Wednesday 1 November 2017

Day 2

I was distracted by my roommates cat.
More accurately, I was distracted by its not distracting me. Its absence was unusual and my ability to write was unhampered by my non-rent paying little friend and so I was struck by my sudden cat free existence.
To be clear: it's not that he refuses to pay rent, it is simply that cats are not expected to pay for anything, as they are not in the habit of having money.
Being free from his distraction was a rare opportunity for me. Without him, the trappings of procrastination were less likely and my dedication to discipline could finally be nurtured.
Still. My suspicion mounted.
I walked to the other side of my room in search. Checking under the uncomfortable set piece that is my futon no sign could be found, save the excess cat hair silently hoping to attain sentience.
I then descended down the steep steps, which abridge my high perch from the rest of the modest 3 bedroom apartment. I hit my head only once on the cavernous ceiling.
Blinking away the metaphorical stars from my sight I then felt the temperature noticeably shift, from that of the brisk cool of my attic, to the warmer climates of the middle floor.
I know this is not the cat's doing, because he has no access to the thermostat. None of us do.
I checked the bathroom, but should've know better. The only times he frequents this room is if it is needed by someone else, and though a shave might've been in order, I had no need for the facilities.
The kitchen is the next logical stop, not because kitchens and bathrooms have inseparable connection, merely that in the layout of this floor: the one precedes the other.
I passed through the makeshift curtain into the cozy room we'd dedicated to food storage and preparation, and begin my assessment as such.
Glass dining table is cat-free. The piling recycling stands untouched and uninhabited. It's monument to individual responsibility over systemic forethought stands tall. The small organic disposal receptacle, acquired with best intentions and abandoned when convenience trumped virtues, sits pristine and without feline. The fridge, though overfull with contents half inedible and half unidentifiable, has no cat or cats to be seen, least of all my own. The freezer has ice, both in trays and a makeshift box. In hindsight, both fridge and freezer were dead-ends at the onset, but exercising thoroughness in small tasks, relieves me from having to do so in the larger ones.

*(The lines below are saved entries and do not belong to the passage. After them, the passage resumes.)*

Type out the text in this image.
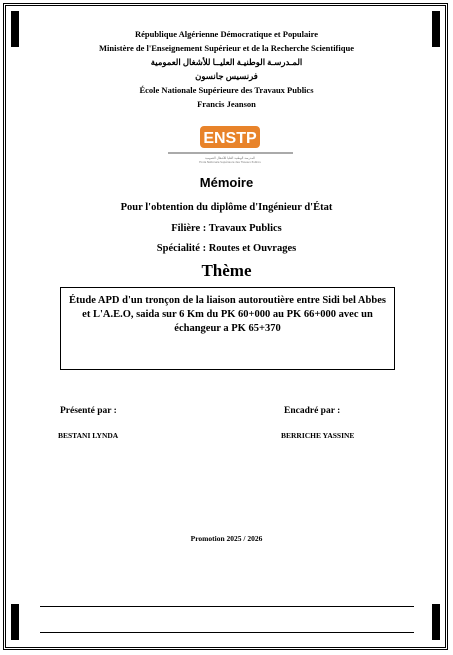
République Algérienne Démocratique et Populaire
Ministère de l'Enseignement Supérieur et de la Recherche Scientifique
المـدرسـة الوطنيـة العليــا للأشغال العمومية
فرنسيس جانسون
École Nationale Supérieure des Travaux Publics
Francis Jeanson
ENSTP
المدرسة الوطنية العليا للأشغال العمومية
Ecole Nationale Supérieure des Travaux Publics
Mémoire
Pour l'obtention du diplôme d'Ingénieur d'État
Filière : Travaux Publics
Spécialité : Routes et Ouvrages
Thème
Étude APD d'un tronçon de la liaison autoroutière entre Sidi bel Abbes et L'A.E.O, saida sur 6 Km du PK 60+000 au PK 66+000 avec un échangeur a PK 65+370
Présenté par :
BESTANI LYNDA
Encadré par :
BERRICHE YASSINE
Promotion 2025 / 2026
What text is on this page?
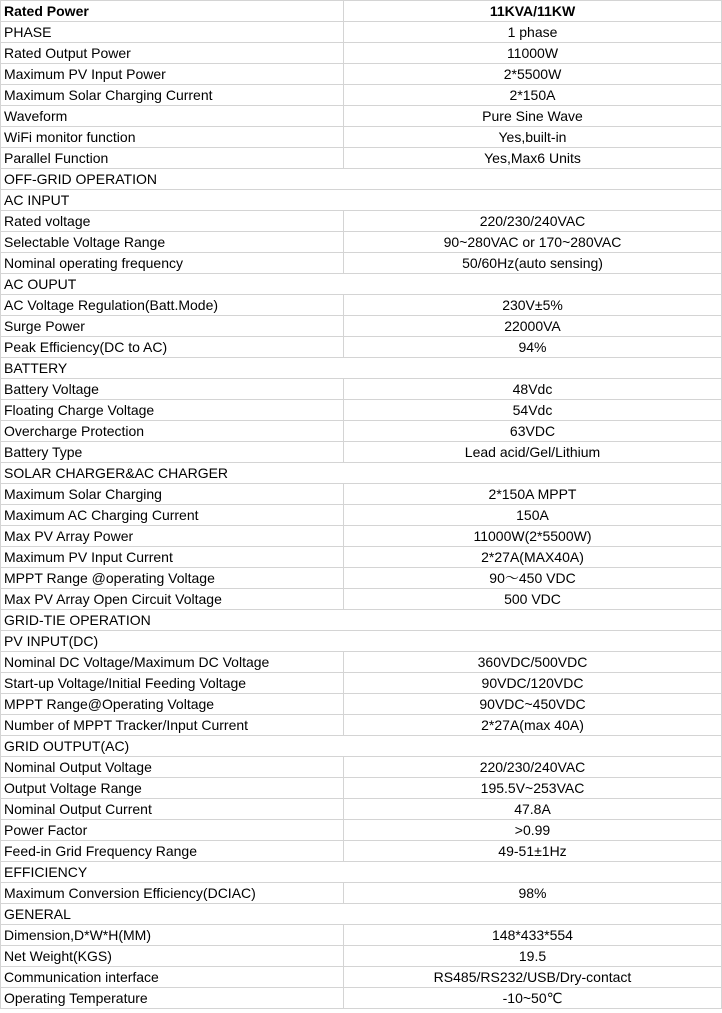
Rated Power	11KVA/11KW
PHASE	1 phase
Rated Output Power	11000W
Maximum PV Input Power	2*5500W
Maximum Solar Charging Current	2*150A
Waveform	Pure Sine Wave
WiFi monitor function	Yes,built-in
Parallel Function	Yes,Max6 Units
OFF-GRID OPERATION	
AC INPUT	
Rated voltage	220/230/240VAC
Selectable Voltage Range	90~280VAC or 170~280VAC
Nominal operating frequency	50/60Hz(auto sensing)
AC OUPUT	
AC Voltage Regulation(Batt.Mode)	230V±5%
Surge Power	22000VA
Peak Efficiency(DC to AC)	94%
BATTERY	
Battery Voltage	48Vdc
Floating Charge Voltage	54Vdc
Overcharge Protection	63VDC
Battery Type	Lead acid/Gel/Lithium
SOLAR CHARGER&AC CHARGER	
Maximum Solar Charging	2*150A MPPT
Maximum AC Charging Current	150A
Max PV Array Power	11000W(2*5500W)
Maximum PV Input Current	2*27A(MAX40A)
MPPT Range @operating Voltage	90～450 VDC
Max PV Array Open Circuit Voltage	500 VDC
GRID-TIE OPERATION	
PV INPUT(DC)	
Nominal DC Voltage/Maximum DC Voltage	360VDC/500VDC
Start-up Voltage/Initial Feeding Voltage	90VDC/120VDC
MPPT Range@Operating Voltage	90VDC~450VDC
Number of MPPT Tracker/Input Current	2*27A(max 40A)
GRID OUTPUT(AC)	
Nominal Output Voltage	220/230/240VAC
Output Voltage Range	195.5V~253VAC
Nominal Output Current	47.8A
Power Factor	>0.99
Feed-in Grid Frequency Range	49-51±1Hz
EFFICIENCY	
Maximum Conversion Efficiency(DCIAC)	98%
GENERAL	
Dimension,D*W*H(MM)	148*433*554
Net Weight(KGS)	19.5
Communication interface	RS485/RS232/USB/Dry-contact
Operating Temperature	-10~50℃
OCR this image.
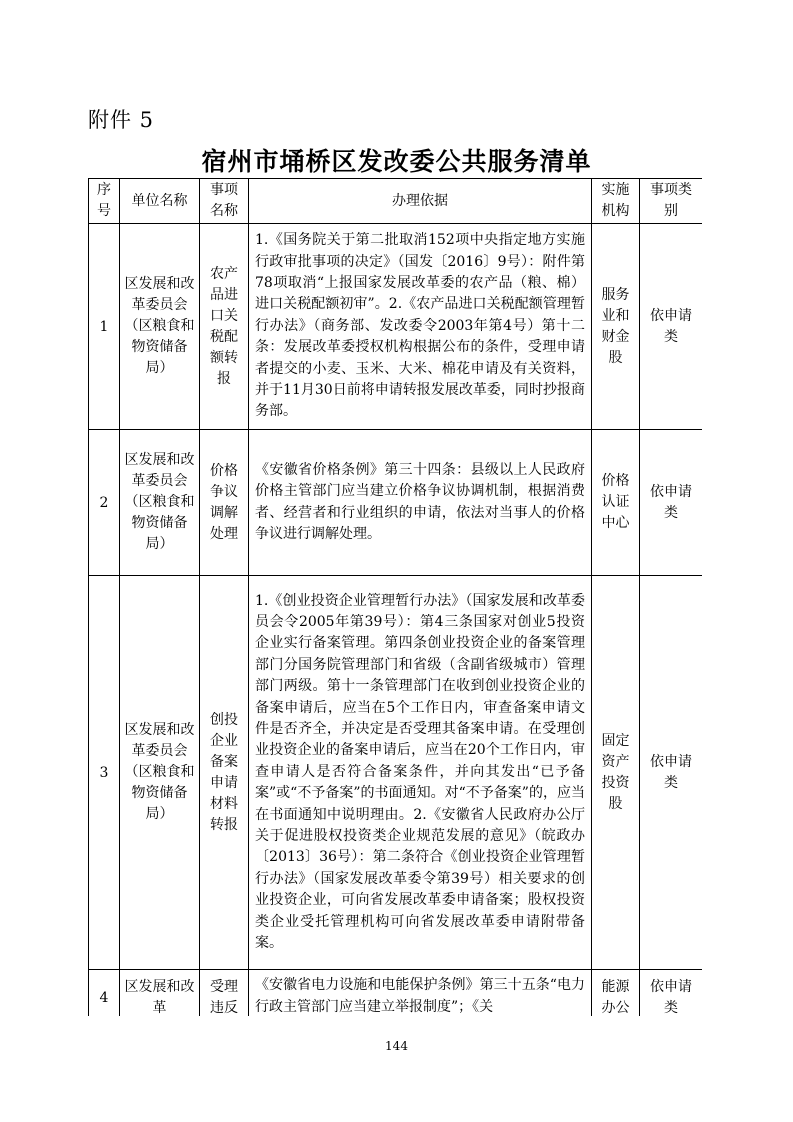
附件 5
宿州市埇桥区发改委公共服务清单
序号	单位名称	事项名称	办理依据	实施机构	事项类别
1	区发展和改革委员会（区粮食和物资储备局）	农产品进口关税配额转报	1.《国务院关于第二批取消152项中央指定地方实施行政审批事项的决定》（国发〔2016〕9号）：附件第78项取消“上报国家发展改革委的农产品（粮、棉）进口关税配额初审”。2.《农产品进口关税配额管理暂行办法》（商务部、发改委令2003年第4号）第十二条：发展改革委授权机构根据公布的条件，受理申请者提交的小麦、玉米、大米、棉花申请及有关资料，并于11月30日前将申请转报发展改革委，同时抄报商务部。	服务业和财金股	依申请类
2	区发展和改革委员会（区粮食和物资储备局）	价格争议调解处理	《安徽省价格条例》第三十四条：县级以上人民政府价格主管部门应当建立价格争议协调机制，根据消费者、经营者和行业组织的申请，依法对当事人的价格争议进行调解处理。	价格认证中心	依申请类
3	区发展和改革委员会（区粮食和物资储备局）	创投企业备案申请材料转报	1.《创业投资企业管理暂行办法》（国家发展和改革委员会令2005年第39号）：第4三条国家对创业5投资企业实行备案管理。第四条创业投资企业的备案管理部门分国务院管理部门和省级（含副省级城市）管理部门两级。第十一条管理部门在收到创业投资企业的备案申请后，应当在5个工作日内，审查备案申请文件是否齐全，并决定是否受理其备案申请。在受理创业投资企业的备案申请后，应当在20个工作日内，审查申请人是否符合备案条件，并向其发出“已予备案”或“不予备案”的书面通知。对“不予备案”的，应当在书面通知中说明理由。2.《安徽省人民政府办公厅关于促进股权投资类企业规范发展的意见》（皖政办〔2013〕36号）：第二条符合《创业投资企业管理暂行办法》（国家发展改革委令第39号）相关要求的创业投资企业，可向省发展改革委申请备案；股权投资类企业受托管理机构可向省发展改革委申请附带备案。	固定资产投资股	依申请类
4	区发展和改革	受理违反	《安徽省电力设施和电能保护条例》第三十五条“电力行政主管部门应当建立举报制度”；《关	能源办公	依申请类
144
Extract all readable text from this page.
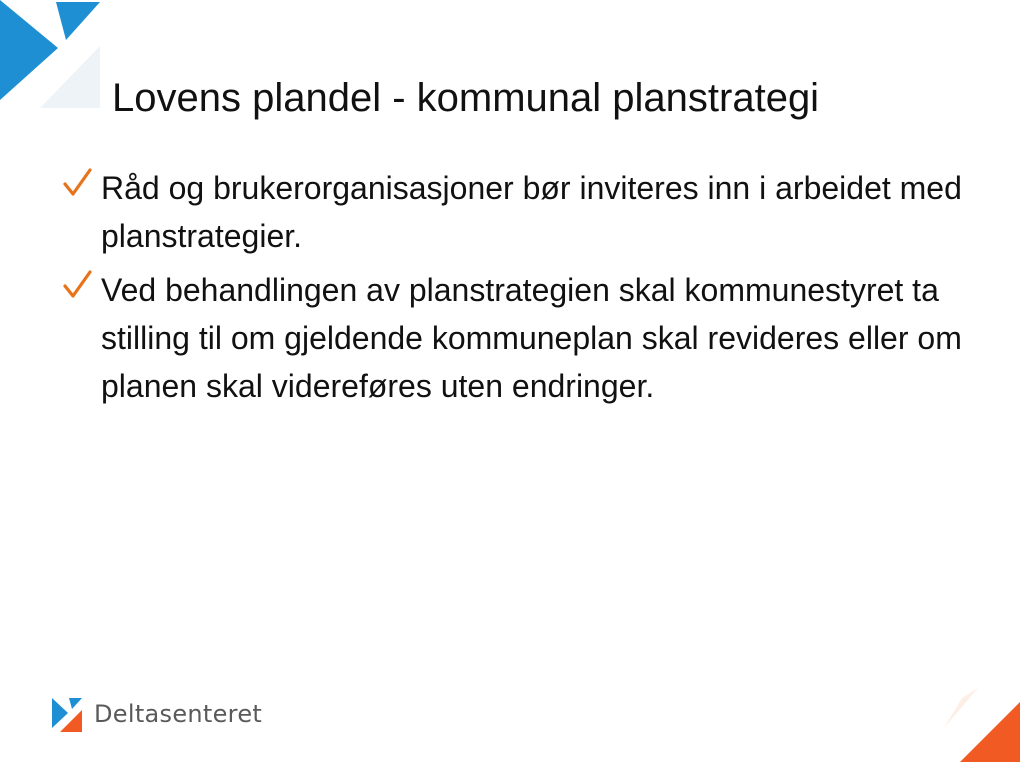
Lovens plandel - kommunal planstrategi
Råd og brukerorganisasjoner bør inviteres inn i arbeidet med planstrategier.
Ved behandlingen av planstrategien skal kommunestyret ta stilling til om gjeldende kommuneplan skal revideres eller om planen skal videreføres uten endringer.
Deltasenteret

The sink has dishes in it because there are so few constants in this life; economics and sociological intersects may find themselves victim to ideological tectonic shifts, but watered down sauce in a bowl soaked from pasta lunches long past, still remains a stable pillar to be lent upon.
The stove top has some glasses drying upon it, they were washed in the midnight hours in attempts to combat the existential feeling that our individual agency is decaying, and so impulsive housework becomes an act of rebellion! Some will need to be rewashed as rebellious or no, these streaks are unforgivable.
The exercise of seeking my animal companion had reached it's end..
I then assumed the chilly climb to my topmost perch.
I only grazed my crown on the would be concussive roof top.
Before I could lament the cold of my perch in contrast to the lower level, however, my furry target is before me. Seated in my chair.
This was not the first time he has taken my place. However, this instance was unique from past impositions.
For one he seemed to have claimed a hat from my collection. This surprised me, as I could distinctly recall him never accepting my offer to wear one.
For another he was smoking a cigarette. A behaviour I'd never witnessed in him before. And one I discourage indoors, as we all do.
Before my indignity could be fully formed, my attention was then drawn to my opened laptop. He had taken on all my works, finished and unfinished alike. Old drafts were new, outlines now had dialogues. Emails to were being promptly responded to!
When did he find time for it all? Why was he not popping back and forth between erotic novels and videos of people playing video games and talking? What was his secret?!
Before I could ask him, he made a noise of impatience; signifying I had clearly interrupted an important composition.
I was instantly filled with embarrassment. I normally pride myself on being able to make an exit without needing to be told. Of all social failings that exist in this world, I can never be accused of an ill-timed retreat.
Head bowed, I apologized and made for the stairs.
Head still bowed under the weight of shame, I hastily descended from the high perch.
My head did not strike the roof.
A little victory, but a victory nonetheless.